After Jackson studied painting and theater at San Francisco State University, she settled in Echo Park, where she worked as an artist and teacher and attended Charles White’s drawing class at the Otis Art Institute. There Jackson engaged a community of artist peers and initiated Gallery 32, showcasing figures like David Hammons, Timothy Washington, Alonzo Davis, Dan Concholar, Senga Nengudi, George Evans, Gloria Bohanon, Betye Saar and Emory Douglas.
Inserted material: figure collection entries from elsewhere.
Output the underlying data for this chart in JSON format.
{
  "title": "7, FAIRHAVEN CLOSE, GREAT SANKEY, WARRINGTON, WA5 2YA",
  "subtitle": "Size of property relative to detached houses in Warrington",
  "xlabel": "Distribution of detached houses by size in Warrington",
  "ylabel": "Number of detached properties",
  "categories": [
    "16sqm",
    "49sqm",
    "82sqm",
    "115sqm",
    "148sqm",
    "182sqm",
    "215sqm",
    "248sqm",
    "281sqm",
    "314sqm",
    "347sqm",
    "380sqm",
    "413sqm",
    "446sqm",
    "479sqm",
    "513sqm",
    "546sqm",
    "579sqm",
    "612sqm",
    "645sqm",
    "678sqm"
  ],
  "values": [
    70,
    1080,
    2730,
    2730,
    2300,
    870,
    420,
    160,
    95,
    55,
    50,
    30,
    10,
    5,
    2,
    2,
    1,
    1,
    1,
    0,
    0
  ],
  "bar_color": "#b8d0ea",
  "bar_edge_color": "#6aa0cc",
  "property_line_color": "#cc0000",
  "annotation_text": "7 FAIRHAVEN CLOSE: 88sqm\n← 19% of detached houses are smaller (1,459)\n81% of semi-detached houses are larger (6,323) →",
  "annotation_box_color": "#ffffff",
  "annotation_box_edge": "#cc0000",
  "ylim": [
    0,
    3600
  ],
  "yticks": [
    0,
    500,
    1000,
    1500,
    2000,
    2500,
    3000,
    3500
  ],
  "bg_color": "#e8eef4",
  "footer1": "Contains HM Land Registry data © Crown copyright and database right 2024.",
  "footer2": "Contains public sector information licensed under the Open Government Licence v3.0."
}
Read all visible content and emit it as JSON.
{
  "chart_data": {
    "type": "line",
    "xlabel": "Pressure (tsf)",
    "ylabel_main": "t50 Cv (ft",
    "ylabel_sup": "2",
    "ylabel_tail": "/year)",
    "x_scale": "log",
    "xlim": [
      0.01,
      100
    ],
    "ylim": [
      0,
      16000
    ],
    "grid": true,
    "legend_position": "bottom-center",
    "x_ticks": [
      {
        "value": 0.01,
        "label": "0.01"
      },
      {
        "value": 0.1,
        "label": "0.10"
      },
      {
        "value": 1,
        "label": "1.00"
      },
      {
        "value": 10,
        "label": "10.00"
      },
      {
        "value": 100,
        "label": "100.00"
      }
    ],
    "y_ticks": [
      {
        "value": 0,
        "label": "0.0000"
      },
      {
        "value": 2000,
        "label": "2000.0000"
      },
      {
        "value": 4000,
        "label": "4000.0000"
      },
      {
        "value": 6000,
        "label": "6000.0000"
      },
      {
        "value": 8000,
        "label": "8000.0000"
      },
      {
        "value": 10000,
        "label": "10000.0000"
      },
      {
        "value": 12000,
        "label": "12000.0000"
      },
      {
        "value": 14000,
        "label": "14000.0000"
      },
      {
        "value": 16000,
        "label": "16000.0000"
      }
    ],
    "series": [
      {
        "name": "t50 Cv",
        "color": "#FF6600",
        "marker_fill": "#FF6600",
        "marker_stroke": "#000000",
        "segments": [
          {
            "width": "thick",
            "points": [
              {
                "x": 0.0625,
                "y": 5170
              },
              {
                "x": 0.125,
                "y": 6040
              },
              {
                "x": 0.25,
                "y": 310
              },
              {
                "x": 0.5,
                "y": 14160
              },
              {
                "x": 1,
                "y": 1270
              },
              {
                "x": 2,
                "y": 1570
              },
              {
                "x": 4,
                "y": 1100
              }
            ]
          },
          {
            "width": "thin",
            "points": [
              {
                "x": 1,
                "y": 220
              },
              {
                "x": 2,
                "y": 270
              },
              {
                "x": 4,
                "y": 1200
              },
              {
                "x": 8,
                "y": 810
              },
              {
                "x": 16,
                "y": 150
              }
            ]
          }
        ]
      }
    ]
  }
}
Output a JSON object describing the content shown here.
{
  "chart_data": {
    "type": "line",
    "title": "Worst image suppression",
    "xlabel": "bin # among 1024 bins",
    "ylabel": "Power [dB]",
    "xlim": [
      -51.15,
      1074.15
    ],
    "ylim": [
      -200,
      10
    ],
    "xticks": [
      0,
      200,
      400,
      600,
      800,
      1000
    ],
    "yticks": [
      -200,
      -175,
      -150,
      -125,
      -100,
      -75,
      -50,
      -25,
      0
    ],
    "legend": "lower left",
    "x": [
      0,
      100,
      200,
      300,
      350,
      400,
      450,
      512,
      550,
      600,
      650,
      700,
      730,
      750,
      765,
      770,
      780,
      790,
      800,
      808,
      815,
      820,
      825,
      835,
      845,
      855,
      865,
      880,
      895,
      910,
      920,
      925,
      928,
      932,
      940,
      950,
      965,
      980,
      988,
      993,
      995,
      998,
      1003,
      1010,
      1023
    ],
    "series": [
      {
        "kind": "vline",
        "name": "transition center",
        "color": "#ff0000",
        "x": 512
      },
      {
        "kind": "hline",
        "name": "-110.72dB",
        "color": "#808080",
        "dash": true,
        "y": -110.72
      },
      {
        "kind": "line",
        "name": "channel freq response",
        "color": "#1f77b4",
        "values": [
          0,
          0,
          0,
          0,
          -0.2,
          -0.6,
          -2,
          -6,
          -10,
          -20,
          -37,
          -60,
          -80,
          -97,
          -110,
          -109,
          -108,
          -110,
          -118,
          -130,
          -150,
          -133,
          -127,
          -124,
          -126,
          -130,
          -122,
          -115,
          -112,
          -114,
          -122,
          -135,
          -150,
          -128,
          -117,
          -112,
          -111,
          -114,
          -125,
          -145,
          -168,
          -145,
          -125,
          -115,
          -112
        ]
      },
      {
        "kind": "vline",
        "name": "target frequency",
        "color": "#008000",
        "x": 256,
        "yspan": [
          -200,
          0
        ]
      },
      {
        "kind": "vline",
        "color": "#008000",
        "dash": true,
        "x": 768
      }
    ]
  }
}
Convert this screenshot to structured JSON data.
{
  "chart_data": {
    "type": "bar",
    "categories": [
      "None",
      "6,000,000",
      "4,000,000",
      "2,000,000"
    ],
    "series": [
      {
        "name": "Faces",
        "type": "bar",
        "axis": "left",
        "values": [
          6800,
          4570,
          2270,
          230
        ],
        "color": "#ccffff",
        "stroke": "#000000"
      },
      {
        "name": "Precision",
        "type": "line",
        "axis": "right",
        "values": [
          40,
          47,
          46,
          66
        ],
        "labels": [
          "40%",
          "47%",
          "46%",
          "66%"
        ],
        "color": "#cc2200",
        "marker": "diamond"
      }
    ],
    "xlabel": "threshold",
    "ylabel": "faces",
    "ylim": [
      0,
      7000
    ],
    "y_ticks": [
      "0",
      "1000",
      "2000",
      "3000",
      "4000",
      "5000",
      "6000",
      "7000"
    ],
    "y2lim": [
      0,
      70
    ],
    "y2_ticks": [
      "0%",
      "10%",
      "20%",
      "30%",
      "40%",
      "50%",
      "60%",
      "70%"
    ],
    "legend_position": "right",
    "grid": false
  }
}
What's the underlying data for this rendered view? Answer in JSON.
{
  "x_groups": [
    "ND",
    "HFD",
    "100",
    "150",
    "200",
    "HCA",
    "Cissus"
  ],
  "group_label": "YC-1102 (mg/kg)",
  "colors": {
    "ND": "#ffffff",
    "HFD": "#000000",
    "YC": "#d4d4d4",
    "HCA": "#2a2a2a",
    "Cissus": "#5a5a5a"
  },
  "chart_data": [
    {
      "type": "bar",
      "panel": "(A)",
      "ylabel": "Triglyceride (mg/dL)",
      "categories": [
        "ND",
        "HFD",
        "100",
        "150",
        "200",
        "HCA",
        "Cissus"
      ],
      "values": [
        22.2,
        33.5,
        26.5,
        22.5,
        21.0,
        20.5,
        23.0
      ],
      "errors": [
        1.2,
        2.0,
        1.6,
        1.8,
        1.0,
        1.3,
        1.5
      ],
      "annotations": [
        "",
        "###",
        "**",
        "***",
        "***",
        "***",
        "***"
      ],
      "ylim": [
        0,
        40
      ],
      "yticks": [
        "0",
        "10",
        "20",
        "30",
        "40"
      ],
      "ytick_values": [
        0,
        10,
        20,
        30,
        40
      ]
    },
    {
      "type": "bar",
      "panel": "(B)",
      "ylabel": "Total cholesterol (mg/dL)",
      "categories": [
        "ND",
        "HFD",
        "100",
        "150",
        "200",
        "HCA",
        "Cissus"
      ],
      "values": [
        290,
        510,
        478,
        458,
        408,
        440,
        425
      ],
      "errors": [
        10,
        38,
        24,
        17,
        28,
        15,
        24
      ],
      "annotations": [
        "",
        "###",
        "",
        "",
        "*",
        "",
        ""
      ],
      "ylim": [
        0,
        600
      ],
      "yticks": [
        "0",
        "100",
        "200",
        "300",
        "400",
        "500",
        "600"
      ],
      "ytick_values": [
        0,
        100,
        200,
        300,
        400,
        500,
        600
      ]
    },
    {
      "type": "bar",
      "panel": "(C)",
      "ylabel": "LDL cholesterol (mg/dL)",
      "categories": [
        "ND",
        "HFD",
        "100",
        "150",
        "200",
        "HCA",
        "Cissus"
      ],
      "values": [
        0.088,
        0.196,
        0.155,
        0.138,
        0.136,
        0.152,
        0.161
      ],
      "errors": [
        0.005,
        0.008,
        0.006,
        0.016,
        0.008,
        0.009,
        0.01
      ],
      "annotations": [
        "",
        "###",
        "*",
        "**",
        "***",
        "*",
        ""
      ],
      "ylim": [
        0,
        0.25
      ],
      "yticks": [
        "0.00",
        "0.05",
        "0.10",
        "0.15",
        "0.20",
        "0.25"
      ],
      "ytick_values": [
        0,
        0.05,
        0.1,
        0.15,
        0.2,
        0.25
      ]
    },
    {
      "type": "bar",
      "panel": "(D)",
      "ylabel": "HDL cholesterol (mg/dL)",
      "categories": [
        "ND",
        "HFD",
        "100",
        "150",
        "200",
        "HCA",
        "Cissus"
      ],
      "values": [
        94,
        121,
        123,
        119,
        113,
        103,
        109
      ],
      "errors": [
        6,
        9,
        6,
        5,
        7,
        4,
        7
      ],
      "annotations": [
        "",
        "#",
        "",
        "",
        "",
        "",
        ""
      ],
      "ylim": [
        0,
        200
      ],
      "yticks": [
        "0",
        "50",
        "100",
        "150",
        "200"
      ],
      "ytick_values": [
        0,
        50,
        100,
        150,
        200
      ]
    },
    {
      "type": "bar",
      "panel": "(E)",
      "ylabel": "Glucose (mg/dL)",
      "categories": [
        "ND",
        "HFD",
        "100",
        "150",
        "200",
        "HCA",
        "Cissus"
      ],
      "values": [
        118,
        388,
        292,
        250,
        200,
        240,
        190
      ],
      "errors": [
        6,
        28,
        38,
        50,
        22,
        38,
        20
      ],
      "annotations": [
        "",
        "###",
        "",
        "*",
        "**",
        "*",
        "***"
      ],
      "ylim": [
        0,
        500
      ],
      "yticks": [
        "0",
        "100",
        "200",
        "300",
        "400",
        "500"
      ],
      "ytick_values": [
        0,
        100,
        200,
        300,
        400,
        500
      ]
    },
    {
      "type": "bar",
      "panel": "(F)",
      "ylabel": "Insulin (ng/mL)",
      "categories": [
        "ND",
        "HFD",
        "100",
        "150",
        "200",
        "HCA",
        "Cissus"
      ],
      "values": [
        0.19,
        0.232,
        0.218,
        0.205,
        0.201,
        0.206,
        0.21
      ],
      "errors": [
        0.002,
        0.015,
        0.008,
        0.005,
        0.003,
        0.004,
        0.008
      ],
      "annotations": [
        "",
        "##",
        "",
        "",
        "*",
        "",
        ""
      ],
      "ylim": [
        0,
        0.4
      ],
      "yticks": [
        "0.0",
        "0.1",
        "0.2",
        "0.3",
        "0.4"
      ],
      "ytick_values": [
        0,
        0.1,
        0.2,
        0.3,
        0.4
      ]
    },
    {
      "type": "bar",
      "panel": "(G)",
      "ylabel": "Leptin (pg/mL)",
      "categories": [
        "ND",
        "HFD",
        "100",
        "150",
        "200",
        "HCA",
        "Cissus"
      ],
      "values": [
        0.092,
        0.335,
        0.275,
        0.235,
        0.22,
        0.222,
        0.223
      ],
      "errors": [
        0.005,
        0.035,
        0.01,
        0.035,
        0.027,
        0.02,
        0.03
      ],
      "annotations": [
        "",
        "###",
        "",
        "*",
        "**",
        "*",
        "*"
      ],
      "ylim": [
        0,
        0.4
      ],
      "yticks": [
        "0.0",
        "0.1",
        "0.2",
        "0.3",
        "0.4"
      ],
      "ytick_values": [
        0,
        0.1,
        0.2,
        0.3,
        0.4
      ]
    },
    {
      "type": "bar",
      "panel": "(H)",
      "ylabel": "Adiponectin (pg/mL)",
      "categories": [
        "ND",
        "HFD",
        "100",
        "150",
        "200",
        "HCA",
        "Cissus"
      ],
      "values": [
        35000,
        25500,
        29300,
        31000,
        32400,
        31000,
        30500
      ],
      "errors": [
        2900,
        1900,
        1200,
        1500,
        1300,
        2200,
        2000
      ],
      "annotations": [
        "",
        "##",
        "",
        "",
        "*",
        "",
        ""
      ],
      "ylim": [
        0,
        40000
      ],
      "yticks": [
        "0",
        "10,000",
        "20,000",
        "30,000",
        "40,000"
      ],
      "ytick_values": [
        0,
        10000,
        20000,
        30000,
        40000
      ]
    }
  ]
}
Hosting discussions, experimental exhibitions and artist lectures, Gallery 32 embodied the notion of a gallery serving as a vehicle for community engagement, togetherness and resistance, representing a significant space in contextualizing Jackson’s artistic practice within broader political and social histories.
Suzanne Jackson (b. 1944, St. Louis, Missouri) lives and works in Savannah, Georgia. She received an MFA in theater design from Yale University in 1990 and is a recipient of the Helen Frankenthaler Award for Painting (2024), Jacob Lawrence Award from the Academy of Arts and Letters (2022), an Anonymous Was A Woman grant (2021), NYFA Murray Reich Distinguished Artist Award (2020) and a Joan Mitchell Foundation Painters & Sculptors Grant (2019). Recent solo and survey exhibitions include Whitney Biennial 2024: Even Better Than the Real Thing, Whitney Musuem of American Art, New York (2024); Finding Aid, Goldsmith's Center for Contemporary Art, London (2024); Somethings in the World, Galleria d’Arte Moderna of Milan (2023); To Bend the Ear of the Outer World: Conversations on contemporary abstract painting, Gagosian, London (2023); Tennessee Triennial for Contemporary Art, Knoxville Museum of Art (2023); Suzanne Jackson: Listen’ N Home, the Arts Club of Chicago (2022); Just Above Midtown: Changing Spaces, the Museum of Modern Art, New York (2022); Joan Didion: What She Means, Hammer Museum, Los Angeles (2022); Suzanne Jackson: Five Decades, Jepson Center/Telfair Museums, Savannah (2019); Life Model: Charles White and His Students, Los Angeles County Museum of Art (2019); West by Midwest, Museum of Contemporary Art, Chicago (2018–2019); Soul of a Nation: Art in the Age of Black Power, Brooklyn Museum, New York and the M. H. de Young Memorial Museum, Fine Arts Museums of San Francisco (2018–2020); Now Dig This! Art and Black Los Angeles 1960–1980, Hammer Museum, Los Angeles, MoMA PS1, New York, and Williams College Museum of Art, Williamstown, Massachusetts (2011–2013); Gallery 32 & Its Circle, Laband Art Gallery, Loyola Marymount University, Los Angeles (2009). Her work is held in the collections of the Los Angeles Museum of Contemporary Art; Museum of Modern Art, New York; Whitney Museum of American Art, New York; San Francisco Museum of Modern Art; Buffalo AKG Art Museum; MCA San Diego; California African American Museum, Los Angeles; The Walker Art Center, Minneapolis; Baltimore Museum of Art; and Art Institute of Chicago, among others. The artist will have her first major retrospective at SFMOMA in 2025.